Il signe, en 1958, chez Philips son premier disque Du chant à la une ! où figure sa célèbre chanson Le poinçonneur des Lilas, album honoré du grand prix de l’Académie Charles-Cros et encensé par Boris Vian dans Le Canard enchaîné. Son deuxième album ne marche pas et il écrit alors pour d’autres, comme Juliette Gréco. En 1959, il signe sa première musique de film pour L’eau à la bouche. En 1961, sort son troisième album, L’étonnant Serge Gainsbourg. Il passe à L’Olympia, invité de Jacques Brel, puis de Juliette Gréco. C’est en 1963 que Serge Gainsbourg enregistre, à Londres, La Javanaise. Les albums se suivent jusqu’à la rencontre avec France Gall, jeune chanteuse de 16 ans, pour qui il écrit Les Sucettes — cette chanson le fait entrer au hit-parade. En 1965, leur Poupée de cire, poupée de son remporte le prix Eurovision de la chanson. Dans les années 1960-1970, il tourne beaucoup pour le cinéma et la télévision (dans, par exemple, Ce sacré grand-père ou Le Pacha). Son idylle avec Brigitte Bardot donne lieu à de nombreuses collaborations, dont Je t’aime… moi non plus qui fait scandale. La même année, il rencontre Jane Birkin, jeune comédienne anglaise qui commence à enregistrer des titres qu’il a composés.

En 1972, il collabore pour la première fois avec Jacques Dutronc et, durant les années qui suivent, il multiplie provocations et chansons de génie. En 1979, Aux armes et cætera fait scandale en même temps qu’un énorme succès. En 1984, il enregistre à New York un disque à l’accent funk Love on the beat, plus grosse vente de sa carrière. En 1990, Serge Gainsbourg écrit tout un album pour Vanessa Paradis, puis il signe son dernier album pour Jane Birkin, Amours des feintes. En mars 1991, il disparaît après 33 ans d’une carrière prolifique.

Serge Gainsbourg raconté par Samuel Le Bihan

Interview de Samuel Le Bihan

Ernest Léardée (1896-1988)

Musicien et compositeur martiniquais, Ernest Leardée a marqué l’histoire de la biguine. Né en 1896 dans les bas-quartiers de Fort-de-France, rien ne le prédestinait à devenir musicien. Il se retrouve, par hasard, apprenti chez un luthier qui lui apprend la musique et la fabrication des instruments. Il suit son patron dans les bals et part bientôt en tournée avec un orchestre brésilien. De retour sur son île, il travaille dans un salon de coiffure, court les bals et les dancings.

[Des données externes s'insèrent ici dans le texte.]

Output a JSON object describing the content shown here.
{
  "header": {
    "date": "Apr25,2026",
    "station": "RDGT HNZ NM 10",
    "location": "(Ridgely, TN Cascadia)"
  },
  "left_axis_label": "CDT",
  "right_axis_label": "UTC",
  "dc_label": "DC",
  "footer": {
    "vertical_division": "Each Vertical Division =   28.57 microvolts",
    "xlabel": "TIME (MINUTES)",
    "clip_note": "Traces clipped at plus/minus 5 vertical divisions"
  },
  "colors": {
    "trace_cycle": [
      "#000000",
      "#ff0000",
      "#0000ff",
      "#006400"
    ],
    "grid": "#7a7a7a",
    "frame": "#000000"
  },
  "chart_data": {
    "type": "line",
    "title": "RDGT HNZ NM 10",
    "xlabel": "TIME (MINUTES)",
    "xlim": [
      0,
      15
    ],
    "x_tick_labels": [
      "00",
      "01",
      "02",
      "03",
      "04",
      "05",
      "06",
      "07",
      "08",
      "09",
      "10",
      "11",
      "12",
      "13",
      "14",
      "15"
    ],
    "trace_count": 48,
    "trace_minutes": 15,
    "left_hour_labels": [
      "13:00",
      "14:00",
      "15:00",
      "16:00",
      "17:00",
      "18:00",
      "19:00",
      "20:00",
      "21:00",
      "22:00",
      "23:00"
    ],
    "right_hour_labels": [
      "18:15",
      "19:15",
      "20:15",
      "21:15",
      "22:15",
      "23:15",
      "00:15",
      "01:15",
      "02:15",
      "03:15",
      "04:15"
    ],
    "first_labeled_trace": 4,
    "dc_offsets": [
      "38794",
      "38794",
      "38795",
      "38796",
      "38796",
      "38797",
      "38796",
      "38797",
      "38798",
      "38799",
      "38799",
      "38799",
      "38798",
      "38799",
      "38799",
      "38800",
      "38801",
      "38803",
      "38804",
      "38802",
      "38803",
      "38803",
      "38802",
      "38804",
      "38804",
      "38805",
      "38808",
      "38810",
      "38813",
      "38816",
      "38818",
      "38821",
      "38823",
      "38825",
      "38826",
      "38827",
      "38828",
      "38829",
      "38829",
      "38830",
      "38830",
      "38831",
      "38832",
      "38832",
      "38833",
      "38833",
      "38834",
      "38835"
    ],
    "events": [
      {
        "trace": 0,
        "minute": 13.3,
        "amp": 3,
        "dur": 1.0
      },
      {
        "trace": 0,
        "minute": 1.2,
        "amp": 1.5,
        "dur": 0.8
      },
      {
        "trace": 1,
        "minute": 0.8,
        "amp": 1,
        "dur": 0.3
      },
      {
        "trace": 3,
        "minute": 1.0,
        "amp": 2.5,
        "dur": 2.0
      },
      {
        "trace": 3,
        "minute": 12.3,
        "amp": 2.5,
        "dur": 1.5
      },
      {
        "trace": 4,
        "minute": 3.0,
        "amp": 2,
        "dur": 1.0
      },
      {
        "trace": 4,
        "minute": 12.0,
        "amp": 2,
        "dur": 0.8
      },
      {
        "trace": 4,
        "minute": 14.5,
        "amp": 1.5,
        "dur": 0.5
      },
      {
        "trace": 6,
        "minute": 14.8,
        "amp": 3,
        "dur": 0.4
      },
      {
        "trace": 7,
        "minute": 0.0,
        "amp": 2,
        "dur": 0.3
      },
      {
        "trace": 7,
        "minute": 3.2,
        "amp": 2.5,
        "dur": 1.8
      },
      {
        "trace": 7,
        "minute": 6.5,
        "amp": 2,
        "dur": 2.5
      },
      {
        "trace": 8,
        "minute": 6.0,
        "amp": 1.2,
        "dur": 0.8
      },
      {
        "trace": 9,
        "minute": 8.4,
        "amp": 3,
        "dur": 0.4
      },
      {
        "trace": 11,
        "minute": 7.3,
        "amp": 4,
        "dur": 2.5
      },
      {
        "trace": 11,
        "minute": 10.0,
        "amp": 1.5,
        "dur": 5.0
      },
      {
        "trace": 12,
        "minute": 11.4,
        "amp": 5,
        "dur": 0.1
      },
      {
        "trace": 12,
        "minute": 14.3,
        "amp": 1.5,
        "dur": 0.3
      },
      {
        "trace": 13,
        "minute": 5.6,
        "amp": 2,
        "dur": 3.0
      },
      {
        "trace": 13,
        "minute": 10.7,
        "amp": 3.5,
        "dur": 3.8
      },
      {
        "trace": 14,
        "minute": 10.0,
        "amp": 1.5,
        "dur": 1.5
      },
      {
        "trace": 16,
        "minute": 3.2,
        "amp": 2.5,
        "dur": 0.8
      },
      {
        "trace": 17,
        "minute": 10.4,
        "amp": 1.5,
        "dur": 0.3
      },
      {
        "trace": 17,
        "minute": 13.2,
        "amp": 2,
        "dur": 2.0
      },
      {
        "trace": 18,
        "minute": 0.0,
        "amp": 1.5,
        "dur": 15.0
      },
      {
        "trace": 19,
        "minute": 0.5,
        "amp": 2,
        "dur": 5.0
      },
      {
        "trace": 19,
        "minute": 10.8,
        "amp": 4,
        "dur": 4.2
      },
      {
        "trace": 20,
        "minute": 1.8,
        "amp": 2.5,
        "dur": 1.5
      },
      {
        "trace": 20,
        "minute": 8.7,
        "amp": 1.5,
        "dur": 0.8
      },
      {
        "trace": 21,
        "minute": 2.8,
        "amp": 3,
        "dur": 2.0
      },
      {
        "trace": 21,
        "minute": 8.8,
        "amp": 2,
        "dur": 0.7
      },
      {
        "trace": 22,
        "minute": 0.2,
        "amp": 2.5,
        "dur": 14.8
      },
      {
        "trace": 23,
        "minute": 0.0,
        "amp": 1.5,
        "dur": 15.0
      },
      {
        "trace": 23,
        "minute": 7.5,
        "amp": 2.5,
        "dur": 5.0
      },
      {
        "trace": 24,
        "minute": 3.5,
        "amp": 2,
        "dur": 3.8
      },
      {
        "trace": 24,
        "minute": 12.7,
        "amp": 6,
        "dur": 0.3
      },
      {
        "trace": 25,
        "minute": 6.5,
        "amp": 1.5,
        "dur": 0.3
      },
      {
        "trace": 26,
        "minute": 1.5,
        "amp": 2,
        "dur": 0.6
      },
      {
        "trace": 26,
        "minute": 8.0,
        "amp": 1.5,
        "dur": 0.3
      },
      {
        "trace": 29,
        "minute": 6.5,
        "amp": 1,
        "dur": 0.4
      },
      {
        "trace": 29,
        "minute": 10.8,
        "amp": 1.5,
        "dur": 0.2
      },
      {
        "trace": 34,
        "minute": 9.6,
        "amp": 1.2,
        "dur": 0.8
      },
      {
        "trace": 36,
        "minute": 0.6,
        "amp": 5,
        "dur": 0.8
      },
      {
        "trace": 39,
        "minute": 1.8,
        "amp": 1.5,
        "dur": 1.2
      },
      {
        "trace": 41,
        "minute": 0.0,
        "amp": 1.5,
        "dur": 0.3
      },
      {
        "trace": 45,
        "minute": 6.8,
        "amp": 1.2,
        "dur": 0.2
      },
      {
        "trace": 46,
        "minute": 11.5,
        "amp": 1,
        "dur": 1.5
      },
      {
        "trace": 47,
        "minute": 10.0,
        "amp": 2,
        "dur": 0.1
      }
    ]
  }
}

Violoniste, Ernest Léardée joue aussi de la clarinette et du saxophone. Il s’associe, en 1919, avec Alexandre Stellio, compositeur de musique pour les films muets. Mais, il rêve de la capitale et de ses « folies nègres » qui commencent à faire parler d’elles.

Ernest Léardée met en gage son salon de coiffure pour payer le voyage et débarque à Paris en 1929 avec Stellio et plusieurs amis musiciens. Leur orchestre, le Stellio’s Band, inaugure le Bal Glacière avec un succès retentissant. Ils gravent leurs premiers disques. Il décide alors de créer son propre orchestre pour Le Bal Nègre de la rue Blomet et succède à Jean Rézard de Wouves qui avait créé le lieu en 1924. Il enregistre ses premières compositions de biguine créole et ne tarde pas à ouvrir son propre cabaret en 1931, L’Élan noir. La musique noire est à la mode et Ernest Léardée joue dans de multiples formations. Il dirige même son orchestre.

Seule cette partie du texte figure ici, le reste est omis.